The public-radio station WLRN, in Miami, first reported that the CDC was mixing viral and antibody test results. Pennsylvania’s and Maine’s decisions to mix the two tests have not been previously reported.
Kristen Nordlund, a spokesperson for the CDC, told us that the inclusion of antibody data in Florida is one reason the CDC has reported hundreds of thousands more tests in Florida than the state government has. The agency hopes to separate the viral and antibody test results in the next few weeks, she said in an email.
But until the agency does so, its results will be suspect and difficult to interpret, says William Hanage, an epidemiology professor at Harvard. In addition to misleading the public about the state of affairs, the intermingling “makes the lives of actual epidemiologists tremendously more difficult.”

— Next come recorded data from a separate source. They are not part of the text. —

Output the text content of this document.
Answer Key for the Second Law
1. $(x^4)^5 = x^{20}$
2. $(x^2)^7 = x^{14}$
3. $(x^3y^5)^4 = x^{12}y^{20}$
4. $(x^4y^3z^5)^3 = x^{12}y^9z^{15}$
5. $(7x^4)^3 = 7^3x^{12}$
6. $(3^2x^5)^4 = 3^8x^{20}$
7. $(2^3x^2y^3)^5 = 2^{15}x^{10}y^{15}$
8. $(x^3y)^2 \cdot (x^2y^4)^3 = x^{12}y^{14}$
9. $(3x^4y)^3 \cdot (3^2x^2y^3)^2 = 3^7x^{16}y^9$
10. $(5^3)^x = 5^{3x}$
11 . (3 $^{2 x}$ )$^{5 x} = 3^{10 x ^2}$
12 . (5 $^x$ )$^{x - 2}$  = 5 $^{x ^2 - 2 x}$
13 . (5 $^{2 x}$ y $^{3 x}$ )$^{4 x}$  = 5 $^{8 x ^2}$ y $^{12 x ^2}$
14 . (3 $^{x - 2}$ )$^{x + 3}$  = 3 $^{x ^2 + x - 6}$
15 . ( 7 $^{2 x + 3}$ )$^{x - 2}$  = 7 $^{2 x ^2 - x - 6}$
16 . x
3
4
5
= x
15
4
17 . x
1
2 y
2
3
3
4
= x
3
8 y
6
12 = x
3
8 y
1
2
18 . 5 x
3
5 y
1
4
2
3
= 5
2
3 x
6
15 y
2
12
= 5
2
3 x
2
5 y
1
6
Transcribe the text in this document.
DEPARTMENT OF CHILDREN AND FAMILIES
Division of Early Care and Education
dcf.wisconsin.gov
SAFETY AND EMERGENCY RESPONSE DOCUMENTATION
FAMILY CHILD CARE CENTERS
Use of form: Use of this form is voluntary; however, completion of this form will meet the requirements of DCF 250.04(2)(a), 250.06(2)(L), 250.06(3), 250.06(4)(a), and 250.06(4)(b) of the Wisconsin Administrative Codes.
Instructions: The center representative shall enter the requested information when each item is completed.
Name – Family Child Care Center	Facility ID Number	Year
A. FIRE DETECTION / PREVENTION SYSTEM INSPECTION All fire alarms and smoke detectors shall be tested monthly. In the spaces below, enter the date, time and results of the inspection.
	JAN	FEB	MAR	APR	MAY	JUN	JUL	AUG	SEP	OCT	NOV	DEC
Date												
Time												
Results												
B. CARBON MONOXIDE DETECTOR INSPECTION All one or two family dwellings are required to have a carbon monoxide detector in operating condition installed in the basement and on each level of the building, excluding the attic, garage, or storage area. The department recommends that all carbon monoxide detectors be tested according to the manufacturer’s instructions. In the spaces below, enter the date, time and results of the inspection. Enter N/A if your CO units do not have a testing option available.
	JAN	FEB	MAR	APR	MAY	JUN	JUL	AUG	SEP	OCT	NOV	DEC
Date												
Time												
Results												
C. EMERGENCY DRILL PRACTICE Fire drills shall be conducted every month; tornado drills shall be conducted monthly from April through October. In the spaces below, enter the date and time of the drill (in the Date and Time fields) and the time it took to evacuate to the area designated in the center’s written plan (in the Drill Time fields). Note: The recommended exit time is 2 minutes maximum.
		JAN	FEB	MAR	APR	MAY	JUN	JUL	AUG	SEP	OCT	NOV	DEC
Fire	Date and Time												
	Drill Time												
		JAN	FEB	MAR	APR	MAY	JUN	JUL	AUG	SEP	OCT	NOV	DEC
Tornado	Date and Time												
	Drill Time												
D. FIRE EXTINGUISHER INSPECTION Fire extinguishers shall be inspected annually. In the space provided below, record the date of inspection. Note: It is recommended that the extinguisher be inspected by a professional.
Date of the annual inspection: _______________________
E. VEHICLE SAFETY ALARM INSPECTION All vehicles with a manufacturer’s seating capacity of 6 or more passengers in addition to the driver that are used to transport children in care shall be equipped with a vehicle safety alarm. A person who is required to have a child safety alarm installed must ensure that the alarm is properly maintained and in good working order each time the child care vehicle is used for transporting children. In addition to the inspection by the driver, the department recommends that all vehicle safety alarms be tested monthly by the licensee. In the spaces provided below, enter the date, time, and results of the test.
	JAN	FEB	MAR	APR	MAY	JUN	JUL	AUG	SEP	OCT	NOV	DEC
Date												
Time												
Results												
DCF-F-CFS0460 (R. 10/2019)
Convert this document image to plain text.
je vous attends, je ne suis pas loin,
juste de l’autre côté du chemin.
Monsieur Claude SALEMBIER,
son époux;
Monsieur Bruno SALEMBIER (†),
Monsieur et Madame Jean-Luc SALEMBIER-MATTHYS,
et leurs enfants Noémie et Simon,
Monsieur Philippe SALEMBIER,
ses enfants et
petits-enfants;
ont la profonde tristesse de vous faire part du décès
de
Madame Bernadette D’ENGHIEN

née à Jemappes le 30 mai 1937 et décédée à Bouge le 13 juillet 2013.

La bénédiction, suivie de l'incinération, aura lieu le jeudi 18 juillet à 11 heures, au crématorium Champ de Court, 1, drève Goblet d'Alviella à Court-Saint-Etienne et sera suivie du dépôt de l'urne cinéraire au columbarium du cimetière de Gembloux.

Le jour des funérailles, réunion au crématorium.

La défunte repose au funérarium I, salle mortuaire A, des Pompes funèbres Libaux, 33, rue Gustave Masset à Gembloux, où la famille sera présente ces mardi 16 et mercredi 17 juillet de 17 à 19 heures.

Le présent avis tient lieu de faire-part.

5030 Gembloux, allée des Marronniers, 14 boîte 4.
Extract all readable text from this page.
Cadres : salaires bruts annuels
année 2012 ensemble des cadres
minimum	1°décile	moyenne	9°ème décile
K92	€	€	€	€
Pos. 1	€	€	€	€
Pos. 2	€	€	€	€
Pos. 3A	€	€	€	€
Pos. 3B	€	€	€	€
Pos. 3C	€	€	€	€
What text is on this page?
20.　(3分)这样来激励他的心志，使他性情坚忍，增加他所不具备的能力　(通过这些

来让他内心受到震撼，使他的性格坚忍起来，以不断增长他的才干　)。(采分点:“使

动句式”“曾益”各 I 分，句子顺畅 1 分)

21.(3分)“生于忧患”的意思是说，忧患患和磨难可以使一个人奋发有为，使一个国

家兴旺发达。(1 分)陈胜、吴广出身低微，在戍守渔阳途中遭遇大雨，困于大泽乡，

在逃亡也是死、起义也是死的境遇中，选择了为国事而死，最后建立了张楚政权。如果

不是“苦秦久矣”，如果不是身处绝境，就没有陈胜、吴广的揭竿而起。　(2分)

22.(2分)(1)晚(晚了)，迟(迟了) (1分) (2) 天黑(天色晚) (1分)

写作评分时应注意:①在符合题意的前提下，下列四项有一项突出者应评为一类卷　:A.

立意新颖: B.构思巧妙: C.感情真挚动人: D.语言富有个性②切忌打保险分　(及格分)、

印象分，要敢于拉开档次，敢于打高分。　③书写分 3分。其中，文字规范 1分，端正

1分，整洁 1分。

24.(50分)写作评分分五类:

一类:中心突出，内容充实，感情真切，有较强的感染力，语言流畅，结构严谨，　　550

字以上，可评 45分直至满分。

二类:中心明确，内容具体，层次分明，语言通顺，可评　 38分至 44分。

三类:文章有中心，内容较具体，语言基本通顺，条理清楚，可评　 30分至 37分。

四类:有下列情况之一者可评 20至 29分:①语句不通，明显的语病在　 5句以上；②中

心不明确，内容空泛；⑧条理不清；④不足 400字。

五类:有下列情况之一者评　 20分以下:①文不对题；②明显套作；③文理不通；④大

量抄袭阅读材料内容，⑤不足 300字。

This is what concerns Jha. Because antibody tests are meant to be used on the general population, not just symptomatic people, they will, in most cases, have a lower percent-positive rate than viral tests. So blending viral and antibody tests “will drive down your positive rate in a very dramatic way,” he said.
The absence of clear national guidelines has led to widespread confusion about how testing data should be reported. Pennsylvania reports negative viral and antibody tests in the same metric, a state spokesperson confirmed to us on Wednesday. The state has one of the country’s worst outbreaks, with more than 67,000 positive cases. But it has also slowly improved its testing performance, testing about 8,000 people in a day. Yet right now it is impossible to know how to interpret any of its accumulated results.
Texas, where the rate of new COVID-19 infections has stubbornly refused to fall, is one of the most worrying states (along with Georgia). The Texas Observer first reported last week that the state was lumping its viral and antibody results together. On Tuesday, Governor Greg Abbott denied that the state was blending the results, but the Dallas Observer reports that it is still doing so.
While the number of tests per day has increased in Texas, climbing to more than 20,000, the combined results mean that the testing data are essentially uninterpretable. It is impossible to know the true percentage of positive viral tests in Texas. It is impossible to know how many of the 718,000 negative results were not meant to diagnose a sick person. The state did not return a request for comment, nor has it produced data describing its antibody or viral results separately. (Some states, following guidelines from the Council of State and Territorial Epidemiologists, report antibody-test positives as “probable” COVID-19 cases without including them in their confirmed totals.)
Georgia is in a similar situation. It has also seen its COVID-19 infections plateau amid a surge in testing. Like Texas, it reported more than 20,000 new results on Wednesday, the majority of them negative. But because, according to The Macon Telegraph, it is also blending its viral and antibody results together, its true percent-positive rate is impossible to know. (The governor’s office did not return a request for comment.)